Yesterday I got laid off.

I woke up, saw a weird meeting on my calendar, opened Slack, and read that my position had been affected. Notice of termination attached. The company runs on European time, so the announcement had come through at 4:30am. That meant I wasn't a part of the announcement call.

The first thing that went through my head was "I'm fucked."

What the rest of that morning looked like

22 people were cut, dropping the company by about 50%. The whole DevRel team, mostly gone.

Once I knew I wasn't the only one, it made it a bit easier to swallow and helped me not feel alone in this process. There were people in it with me, and that mattered. Before we all lost Slack access, we scrambled to stay connected. Discord channels, WhatsApp group chats, whatever we could set up fast. Most of that first day I spent talking to people and pulling together what I needed for my resume.

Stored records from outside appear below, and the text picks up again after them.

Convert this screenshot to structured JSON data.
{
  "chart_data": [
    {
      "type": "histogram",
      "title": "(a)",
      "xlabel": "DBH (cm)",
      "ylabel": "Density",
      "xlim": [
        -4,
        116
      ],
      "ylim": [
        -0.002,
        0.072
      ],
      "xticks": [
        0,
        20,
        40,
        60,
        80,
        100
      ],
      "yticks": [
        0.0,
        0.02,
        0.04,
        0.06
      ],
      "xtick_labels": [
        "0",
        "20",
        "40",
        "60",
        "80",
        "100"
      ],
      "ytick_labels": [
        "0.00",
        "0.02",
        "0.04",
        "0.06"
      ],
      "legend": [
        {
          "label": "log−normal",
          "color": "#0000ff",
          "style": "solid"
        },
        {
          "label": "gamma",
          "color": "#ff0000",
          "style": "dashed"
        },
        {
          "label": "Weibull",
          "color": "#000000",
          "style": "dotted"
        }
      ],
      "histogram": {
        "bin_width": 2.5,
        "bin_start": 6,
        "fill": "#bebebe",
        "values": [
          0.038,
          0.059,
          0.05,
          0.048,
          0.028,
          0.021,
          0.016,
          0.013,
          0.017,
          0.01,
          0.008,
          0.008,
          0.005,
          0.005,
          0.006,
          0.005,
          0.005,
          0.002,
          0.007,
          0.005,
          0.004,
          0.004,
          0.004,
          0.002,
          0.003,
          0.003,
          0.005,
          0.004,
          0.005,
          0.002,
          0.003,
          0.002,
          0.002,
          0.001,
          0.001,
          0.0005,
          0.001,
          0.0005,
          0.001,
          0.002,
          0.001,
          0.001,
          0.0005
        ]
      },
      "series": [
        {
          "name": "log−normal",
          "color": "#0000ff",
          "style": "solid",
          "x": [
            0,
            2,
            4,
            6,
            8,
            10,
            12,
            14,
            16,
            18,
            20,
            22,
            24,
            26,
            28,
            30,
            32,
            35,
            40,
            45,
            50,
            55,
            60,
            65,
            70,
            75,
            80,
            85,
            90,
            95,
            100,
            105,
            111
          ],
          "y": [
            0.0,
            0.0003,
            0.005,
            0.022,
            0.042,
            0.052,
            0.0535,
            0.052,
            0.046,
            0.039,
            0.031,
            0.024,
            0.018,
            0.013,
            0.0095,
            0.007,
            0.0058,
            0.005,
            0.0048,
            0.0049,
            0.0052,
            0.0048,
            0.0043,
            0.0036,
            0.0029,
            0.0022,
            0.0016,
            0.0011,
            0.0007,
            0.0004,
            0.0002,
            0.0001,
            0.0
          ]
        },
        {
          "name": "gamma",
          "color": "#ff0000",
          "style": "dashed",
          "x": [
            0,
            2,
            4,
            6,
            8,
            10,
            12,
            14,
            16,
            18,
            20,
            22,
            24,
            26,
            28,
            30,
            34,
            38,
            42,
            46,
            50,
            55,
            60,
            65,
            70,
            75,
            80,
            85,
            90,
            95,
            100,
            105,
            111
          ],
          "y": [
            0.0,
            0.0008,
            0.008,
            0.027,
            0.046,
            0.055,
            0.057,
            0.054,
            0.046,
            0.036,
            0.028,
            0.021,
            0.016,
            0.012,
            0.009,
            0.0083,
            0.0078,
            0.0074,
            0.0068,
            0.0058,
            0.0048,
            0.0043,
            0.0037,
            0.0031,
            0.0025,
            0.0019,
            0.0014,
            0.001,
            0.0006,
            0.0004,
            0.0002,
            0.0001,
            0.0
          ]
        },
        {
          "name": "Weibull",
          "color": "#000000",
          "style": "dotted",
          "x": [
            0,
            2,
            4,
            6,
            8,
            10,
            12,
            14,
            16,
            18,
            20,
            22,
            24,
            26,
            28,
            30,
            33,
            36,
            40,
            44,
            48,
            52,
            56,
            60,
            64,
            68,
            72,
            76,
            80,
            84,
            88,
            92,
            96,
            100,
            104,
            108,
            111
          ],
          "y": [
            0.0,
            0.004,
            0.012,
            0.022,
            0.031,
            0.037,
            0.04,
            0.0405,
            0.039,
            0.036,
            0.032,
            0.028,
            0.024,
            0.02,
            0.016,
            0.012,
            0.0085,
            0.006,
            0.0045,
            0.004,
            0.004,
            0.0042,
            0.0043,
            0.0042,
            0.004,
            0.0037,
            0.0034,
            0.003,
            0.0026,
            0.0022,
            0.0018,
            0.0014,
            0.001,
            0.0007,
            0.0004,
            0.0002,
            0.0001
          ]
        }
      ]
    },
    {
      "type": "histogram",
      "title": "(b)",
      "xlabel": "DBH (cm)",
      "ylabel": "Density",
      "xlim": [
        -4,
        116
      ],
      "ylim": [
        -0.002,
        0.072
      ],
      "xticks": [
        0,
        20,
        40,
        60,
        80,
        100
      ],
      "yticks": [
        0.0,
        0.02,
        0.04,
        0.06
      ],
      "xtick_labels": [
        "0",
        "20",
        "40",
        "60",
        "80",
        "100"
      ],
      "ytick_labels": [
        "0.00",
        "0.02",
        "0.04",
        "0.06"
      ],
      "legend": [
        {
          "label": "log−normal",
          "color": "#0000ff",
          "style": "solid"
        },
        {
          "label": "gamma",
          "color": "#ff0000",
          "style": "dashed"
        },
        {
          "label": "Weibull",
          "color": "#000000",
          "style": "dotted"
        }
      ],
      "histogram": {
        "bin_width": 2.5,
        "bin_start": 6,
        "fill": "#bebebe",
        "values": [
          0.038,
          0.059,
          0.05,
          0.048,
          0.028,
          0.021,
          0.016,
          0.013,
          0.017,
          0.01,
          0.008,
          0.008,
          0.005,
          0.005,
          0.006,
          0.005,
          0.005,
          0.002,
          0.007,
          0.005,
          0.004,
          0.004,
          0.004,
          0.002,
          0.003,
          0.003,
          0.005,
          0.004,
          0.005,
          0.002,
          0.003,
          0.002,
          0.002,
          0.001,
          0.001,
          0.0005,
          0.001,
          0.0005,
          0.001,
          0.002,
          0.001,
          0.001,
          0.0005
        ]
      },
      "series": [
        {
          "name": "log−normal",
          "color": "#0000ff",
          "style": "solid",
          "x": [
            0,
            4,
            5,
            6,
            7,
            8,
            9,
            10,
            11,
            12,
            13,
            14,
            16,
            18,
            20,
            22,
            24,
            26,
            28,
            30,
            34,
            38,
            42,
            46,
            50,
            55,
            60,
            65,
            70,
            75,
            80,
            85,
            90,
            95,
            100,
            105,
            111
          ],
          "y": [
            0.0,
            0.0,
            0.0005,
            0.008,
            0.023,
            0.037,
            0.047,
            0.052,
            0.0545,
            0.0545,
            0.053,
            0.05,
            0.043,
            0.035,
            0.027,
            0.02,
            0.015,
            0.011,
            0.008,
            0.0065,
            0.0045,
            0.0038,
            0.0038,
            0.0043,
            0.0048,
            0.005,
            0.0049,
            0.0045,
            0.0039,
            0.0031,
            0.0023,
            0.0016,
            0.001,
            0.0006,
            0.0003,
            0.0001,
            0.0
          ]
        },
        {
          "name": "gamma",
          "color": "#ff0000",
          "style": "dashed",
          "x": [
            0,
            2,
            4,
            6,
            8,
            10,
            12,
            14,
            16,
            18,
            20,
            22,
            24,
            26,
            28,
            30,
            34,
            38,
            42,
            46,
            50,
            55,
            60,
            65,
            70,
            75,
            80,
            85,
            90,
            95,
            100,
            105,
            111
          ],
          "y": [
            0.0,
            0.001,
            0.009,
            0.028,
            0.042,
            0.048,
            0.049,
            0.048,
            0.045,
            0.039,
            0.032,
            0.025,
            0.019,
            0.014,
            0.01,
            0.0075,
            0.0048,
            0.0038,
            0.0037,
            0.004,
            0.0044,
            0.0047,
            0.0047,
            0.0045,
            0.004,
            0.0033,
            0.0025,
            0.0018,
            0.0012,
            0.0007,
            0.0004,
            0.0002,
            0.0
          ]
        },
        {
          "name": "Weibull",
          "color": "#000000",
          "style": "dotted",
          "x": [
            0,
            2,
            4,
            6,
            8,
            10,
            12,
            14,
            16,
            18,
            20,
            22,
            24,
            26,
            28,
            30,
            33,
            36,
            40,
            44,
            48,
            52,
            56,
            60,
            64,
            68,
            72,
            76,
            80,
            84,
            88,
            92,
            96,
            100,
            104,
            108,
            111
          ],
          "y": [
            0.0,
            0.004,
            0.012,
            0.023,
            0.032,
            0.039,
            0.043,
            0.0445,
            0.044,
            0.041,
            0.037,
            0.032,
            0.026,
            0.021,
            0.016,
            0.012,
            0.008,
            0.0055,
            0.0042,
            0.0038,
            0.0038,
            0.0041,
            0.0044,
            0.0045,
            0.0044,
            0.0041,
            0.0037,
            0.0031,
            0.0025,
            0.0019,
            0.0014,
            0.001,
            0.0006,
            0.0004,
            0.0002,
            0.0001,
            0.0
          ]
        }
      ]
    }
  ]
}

It helped to have something to still think about and work on.

Over the weekend and into Monday I pushed hard to get through a lot of what I had open. Tuesday morning I was laid off.

That timeline is hard to sit with. I'm pissed about it. But I also understand why it happened. This wasn't a "we want more profit" situation, but knowing that doesn't make it hurt any less, but it makes it easier to process and understand that I need to keep moving forward.

A year of actual progress

In one year I went from a no-experience intern, to a junior, to an intermediate. I was told I did good work. I was promoted because of it.

That doesn't go away because the job did. The layoff says something about the situation. It doesn't say anything about what I built or what I'm capable of.

I'm not going to pretend the "I'm fucked" feeling is gone. It's still there. I'm just pushing forward anyway, because sitting still doesn't help and will just make it harder in the future.

What's actually helping is the people. My former team, my family. The relationships I built don't expire with the contract, and I'm not treating them like they do. That support is real, and right now it matters more than I expected. We need to lean on eachother and push forward.

If this just happened to you

This is just a thing that happens.

It doesn't mean you didn't do good work. It means circumstances changed and you got caught in it. Feel the bad feeling. It's honest. Then take a breath and keep going.

Stay as positive as you can and push through it. That's what I'm doing.